Sri Lanka head coach Mickey Arthur on Wednesday stated the bowlers are tying to get used to not applying saliva on cricket balls during their training sessions.
Sri Lanka Cricket (SLC) had earlier announced that a select squad of 13 players will undergo a 12-day 'Residential Training Camp' at the Colombo Cricket Club starting Monday.
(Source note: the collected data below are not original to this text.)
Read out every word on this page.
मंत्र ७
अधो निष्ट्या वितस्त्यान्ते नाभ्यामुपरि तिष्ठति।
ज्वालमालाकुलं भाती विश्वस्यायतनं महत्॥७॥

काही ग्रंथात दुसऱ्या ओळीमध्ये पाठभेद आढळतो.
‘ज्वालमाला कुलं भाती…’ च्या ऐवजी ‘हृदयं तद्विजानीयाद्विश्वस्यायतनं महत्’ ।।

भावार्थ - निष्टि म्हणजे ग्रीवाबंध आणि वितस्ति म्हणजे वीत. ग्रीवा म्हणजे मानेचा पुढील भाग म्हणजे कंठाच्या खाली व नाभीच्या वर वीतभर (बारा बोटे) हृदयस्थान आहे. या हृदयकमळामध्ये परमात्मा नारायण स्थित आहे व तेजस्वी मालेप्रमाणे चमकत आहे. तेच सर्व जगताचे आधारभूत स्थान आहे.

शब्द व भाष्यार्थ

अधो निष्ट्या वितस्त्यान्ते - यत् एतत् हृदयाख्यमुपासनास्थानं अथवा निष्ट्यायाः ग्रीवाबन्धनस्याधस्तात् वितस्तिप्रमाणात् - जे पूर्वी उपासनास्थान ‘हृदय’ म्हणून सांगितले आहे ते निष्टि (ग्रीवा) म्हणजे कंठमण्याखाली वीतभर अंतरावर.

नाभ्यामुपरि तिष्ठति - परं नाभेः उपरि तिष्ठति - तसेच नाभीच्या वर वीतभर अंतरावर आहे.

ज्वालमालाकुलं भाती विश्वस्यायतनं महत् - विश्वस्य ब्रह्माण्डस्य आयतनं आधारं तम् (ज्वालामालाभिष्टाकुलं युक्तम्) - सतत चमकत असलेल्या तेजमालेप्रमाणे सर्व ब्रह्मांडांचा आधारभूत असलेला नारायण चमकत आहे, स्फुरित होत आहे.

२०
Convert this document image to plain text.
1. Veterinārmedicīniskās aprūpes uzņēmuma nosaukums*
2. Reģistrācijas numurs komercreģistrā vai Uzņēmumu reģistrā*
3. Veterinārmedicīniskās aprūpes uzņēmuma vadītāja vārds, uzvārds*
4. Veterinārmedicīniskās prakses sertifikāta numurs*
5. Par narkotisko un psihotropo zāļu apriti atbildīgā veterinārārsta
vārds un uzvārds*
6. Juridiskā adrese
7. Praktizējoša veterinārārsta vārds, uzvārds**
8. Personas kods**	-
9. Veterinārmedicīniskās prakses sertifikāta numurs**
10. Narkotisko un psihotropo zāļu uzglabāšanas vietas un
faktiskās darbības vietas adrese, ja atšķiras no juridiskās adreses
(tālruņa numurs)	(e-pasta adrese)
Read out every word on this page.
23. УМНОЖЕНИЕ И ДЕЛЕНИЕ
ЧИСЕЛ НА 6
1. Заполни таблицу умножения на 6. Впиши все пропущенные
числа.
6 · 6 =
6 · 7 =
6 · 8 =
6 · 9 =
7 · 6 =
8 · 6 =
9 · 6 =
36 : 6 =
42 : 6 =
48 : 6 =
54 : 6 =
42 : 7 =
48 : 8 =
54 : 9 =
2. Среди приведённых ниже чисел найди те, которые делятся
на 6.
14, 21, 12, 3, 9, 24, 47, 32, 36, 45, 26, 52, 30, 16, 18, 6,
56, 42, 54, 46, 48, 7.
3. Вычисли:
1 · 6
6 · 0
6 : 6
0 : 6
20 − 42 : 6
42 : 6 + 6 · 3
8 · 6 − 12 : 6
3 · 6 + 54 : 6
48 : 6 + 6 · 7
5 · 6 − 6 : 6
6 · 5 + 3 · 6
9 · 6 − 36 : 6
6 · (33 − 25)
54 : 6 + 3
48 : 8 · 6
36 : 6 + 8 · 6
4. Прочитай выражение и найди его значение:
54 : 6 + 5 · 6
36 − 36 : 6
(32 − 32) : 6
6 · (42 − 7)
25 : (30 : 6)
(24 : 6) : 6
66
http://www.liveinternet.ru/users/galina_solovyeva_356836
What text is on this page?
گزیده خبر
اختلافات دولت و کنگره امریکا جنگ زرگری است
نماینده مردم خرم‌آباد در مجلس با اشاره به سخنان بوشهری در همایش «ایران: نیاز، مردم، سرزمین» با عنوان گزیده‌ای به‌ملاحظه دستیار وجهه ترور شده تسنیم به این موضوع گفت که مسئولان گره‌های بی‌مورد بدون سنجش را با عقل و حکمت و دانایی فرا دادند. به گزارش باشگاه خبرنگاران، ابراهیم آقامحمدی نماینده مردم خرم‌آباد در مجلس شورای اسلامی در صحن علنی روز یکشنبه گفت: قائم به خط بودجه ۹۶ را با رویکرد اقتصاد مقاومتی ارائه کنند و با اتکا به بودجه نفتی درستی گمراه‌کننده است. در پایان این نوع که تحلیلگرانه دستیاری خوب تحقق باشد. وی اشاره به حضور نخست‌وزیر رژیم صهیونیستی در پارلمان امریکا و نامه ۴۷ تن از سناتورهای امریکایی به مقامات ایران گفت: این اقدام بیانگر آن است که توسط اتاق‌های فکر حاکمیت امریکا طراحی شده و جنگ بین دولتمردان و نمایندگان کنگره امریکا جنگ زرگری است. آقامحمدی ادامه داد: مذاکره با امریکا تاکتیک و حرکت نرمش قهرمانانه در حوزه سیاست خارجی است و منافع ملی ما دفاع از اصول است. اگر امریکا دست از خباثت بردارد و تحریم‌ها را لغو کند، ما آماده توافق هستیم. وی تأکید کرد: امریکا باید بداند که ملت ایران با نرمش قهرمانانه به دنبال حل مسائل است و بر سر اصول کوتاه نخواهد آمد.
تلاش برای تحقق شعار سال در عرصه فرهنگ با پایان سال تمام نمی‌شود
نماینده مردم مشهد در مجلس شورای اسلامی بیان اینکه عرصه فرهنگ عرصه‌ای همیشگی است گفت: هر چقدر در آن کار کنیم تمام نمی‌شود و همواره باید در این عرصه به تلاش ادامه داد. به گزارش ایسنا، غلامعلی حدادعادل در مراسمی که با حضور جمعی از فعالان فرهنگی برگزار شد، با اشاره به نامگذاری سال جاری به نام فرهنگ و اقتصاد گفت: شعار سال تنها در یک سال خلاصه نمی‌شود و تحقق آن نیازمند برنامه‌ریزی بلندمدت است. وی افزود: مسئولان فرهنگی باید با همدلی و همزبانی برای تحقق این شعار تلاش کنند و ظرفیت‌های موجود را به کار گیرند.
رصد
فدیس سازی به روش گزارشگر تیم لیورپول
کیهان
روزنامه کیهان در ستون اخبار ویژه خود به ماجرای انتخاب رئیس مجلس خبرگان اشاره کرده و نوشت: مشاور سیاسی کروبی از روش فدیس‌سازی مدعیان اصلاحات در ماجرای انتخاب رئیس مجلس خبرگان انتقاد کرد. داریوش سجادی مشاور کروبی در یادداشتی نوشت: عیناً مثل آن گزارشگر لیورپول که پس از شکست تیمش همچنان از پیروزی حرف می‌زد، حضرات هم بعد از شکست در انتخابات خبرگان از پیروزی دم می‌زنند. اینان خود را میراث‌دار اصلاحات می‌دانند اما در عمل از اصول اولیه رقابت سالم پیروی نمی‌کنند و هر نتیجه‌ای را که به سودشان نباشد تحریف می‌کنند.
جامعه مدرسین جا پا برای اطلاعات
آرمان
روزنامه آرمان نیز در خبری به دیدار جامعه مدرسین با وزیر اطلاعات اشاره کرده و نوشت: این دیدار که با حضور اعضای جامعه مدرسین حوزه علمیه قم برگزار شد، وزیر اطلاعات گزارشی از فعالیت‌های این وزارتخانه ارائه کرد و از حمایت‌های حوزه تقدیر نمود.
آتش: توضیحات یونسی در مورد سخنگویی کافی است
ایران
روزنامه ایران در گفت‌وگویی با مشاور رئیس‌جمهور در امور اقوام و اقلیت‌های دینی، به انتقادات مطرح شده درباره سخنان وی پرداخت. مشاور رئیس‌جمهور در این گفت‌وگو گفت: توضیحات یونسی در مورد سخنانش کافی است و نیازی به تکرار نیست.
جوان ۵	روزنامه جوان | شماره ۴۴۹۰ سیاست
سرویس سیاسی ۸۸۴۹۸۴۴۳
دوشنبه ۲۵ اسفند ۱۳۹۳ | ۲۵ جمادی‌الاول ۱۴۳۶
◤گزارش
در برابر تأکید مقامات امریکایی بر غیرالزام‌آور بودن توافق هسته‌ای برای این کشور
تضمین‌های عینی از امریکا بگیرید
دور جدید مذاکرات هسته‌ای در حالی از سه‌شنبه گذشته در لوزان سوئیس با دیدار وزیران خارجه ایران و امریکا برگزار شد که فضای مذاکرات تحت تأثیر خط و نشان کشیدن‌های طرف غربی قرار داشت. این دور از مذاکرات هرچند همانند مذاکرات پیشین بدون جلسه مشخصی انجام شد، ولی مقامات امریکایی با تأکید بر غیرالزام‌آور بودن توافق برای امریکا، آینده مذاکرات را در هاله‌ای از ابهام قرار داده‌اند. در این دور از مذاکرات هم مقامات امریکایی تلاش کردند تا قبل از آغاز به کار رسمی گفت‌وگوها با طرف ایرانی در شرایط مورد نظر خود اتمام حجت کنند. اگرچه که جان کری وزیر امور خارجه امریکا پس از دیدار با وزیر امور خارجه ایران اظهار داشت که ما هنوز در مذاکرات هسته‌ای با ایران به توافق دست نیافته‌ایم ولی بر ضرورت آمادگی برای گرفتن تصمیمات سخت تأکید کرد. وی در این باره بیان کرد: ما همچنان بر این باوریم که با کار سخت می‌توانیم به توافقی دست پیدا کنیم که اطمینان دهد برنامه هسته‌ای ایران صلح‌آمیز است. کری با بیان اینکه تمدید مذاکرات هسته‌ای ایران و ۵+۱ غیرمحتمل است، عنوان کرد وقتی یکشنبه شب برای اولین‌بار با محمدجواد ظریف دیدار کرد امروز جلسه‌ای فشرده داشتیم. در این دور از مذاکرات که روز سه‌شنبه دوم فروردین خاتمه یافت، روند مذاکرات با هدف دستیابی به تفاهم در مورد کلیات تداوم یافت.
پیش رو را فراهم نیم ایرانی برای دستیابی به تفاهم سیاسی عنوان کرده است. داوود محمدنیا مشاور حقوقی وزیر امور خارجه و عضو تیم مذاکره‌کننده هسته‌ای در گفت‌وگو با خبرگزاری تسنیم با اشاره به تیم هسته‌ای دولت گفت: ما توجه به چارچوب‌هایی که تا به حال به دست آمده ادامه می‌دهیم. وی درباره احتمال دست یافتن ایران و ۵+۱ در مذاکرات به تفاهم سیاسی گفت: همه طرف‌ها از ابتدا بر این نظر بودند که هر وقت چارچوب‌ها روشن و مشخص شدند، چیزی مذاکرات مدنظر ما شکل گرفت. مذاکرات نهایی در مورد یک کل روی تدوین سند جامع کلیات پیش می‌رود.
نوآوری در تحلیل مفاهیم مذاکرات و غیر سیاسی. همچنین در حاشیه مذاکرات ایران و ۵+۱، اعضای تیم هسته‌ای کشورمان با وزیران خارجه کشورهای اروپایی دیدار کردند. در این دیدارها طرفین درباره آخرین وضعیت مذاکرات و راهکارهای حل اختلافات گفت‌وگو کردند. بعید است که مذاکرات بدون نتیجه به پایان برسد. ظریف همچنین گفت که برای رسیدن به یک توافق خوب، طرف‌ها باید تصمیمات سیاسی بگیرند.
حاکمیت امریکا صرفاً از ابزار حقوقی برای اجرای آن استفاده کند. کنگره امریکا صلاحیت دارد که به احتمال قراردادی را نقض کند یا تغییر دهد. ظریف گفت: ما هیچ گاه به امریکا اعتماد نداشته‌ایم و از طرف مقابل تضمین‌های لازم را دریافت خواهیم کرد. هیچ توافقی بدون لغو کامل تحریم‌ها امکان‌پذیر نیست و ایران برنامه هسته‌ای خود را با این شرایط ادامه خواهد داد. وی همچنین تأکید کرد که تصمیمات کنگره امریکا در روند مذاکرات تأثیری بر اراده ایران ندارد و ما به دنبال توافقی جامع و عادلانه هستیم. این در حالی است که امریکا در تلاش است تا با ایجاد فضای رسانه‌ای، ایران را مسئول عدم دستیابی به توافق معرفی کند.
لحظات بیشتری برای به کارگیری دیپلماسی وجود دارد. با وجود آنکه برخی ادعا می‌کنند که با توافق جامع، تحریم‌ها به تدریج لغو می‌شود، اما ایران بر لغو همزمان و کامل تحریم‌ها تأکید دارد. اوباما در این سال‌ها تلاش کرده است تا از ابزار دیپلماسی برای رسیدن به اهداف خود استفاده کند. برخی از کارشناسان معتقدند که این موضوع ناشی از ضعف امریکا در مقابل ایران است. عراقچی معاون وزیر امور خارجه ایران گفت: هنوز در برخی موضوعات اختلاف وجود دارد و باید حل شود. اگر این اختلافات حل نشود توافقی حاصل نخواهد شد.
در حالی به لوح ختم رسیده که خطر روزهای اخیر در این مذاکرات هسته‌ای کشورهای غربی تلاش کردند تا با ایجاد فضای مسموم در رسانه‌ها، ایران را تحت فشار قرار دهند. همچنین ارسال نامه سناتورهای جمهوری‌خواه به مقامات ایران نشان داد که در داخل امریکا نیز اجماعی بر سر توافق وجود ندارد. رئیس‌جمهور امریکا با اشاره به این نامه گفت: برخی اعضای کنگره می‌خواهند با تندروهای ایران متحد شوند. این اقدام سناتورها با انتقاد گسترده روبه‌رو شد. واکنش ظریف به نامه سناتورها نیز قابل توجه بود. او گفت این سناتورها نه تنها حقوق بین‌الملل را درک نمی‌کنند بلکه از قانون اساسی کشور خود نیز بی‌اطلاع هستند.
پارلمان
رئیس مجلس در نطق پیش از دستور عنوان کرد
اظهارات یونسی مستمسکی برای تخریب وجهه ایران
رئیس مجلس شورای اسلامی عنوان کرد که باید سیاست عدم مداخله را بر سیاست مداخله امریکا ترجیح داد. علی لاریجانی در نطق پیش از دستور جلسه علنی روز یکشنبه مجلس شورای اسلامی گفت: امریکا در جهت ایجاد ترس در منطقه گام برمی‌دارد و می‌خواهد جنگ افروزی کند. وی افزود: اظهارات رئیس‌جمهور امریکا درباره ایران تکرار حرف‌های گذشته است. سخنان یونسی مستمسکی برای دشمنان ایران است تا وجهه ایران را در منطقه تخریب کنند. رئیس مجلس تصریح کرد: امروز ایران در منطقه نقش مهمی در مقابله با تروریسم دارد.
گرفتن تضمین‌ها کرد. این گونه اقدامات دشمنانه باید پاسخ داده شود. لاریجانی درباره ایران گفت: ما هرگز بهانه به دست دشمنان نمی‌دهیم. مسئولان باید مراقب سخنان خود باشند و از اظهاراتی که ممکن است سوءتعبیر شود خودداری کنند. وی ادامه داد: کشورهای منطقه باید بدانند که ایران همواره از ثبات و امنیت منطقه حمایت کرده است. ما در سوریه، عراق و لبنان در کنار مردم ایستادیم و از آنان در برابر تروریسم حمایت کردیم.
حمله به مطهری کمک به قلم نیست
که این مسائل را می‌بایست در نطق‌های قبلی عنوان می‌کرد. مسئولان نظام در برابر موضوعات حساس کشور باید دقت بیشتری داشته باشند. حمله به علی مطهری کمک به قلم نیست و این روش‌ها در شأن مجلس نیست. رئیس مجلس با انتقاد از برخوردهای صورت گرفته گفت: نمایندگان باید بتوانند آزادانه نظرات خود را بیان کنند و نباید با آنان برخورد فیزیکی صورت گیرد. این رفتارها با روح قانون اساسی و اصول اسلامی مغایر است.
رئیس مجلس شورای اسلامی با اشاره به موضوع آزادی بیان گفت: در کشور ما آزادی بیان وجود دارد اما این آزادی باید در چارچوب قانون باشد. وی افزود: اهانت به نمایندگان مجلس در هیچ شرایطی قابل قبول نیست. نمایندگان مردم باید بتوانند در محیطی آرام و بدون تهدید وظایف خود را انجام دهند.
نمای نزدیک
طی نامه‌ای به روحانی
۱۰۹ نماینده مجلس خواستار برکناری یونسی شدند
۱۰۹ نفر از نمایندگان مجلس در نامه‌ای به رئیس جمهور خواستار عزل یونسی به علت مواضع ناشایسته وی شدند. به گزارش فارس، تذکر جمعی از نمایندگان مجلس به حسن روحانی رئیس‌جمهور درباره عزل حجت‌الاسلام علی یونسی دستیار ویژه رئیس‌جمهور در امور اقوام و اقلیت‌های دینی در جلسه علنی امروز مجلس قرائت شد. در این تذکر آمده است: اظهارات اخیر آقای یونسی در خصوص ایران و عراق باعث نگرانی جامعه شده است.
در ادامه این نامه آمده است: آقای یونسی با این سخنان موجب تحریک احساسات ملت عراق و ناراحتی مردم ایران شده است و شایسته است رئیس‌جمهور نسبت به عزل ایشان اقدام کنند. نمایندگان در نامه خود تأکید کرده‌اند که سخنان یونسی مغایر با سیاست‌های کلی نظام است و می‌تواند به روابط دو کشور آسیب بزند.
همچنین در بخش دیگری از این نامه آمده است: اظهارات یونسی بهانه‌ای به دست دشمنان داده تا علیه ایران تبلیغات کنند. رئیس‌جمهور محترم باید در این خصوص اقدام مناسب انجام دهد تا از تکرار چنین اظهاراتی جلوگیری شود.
Following the first few sessions, Arthur revealed bowlers have told him that applying sweat on the ball makes it a bit heavier in comparison to saliva.
"It was interesting chatting to the bowlers, who said sweat made the ball a little bit heavier than saliva did," Arthur told ESPNcricinfo.
"Saliva was their preferred mechanism of shining the ball. But it is what it is now, you've just got to get on with it."
The International Cricket Council's (ICC) Cricket Committee chaired by Anil Kumble had earlier recommended banning the usage of saliva to polish the match ball in the wake of coronavirus pandemic.
They had also noted that the risk of spread of the virus through sweat is highly unlikely and saw no need to prohibit the practice.
"Because I'm on the [ICC] cricket committee, I do know the debates and the chats that went around the recommendation to avoid using saliva on the ball -- though you can use sweat on the ball because it's been proven that sweat is not a real threat," Arthur said.
"The consensus in that committee meeting was: 'Oh, well, if you can put sweat on, then it's ok. It's almost the same'," he added.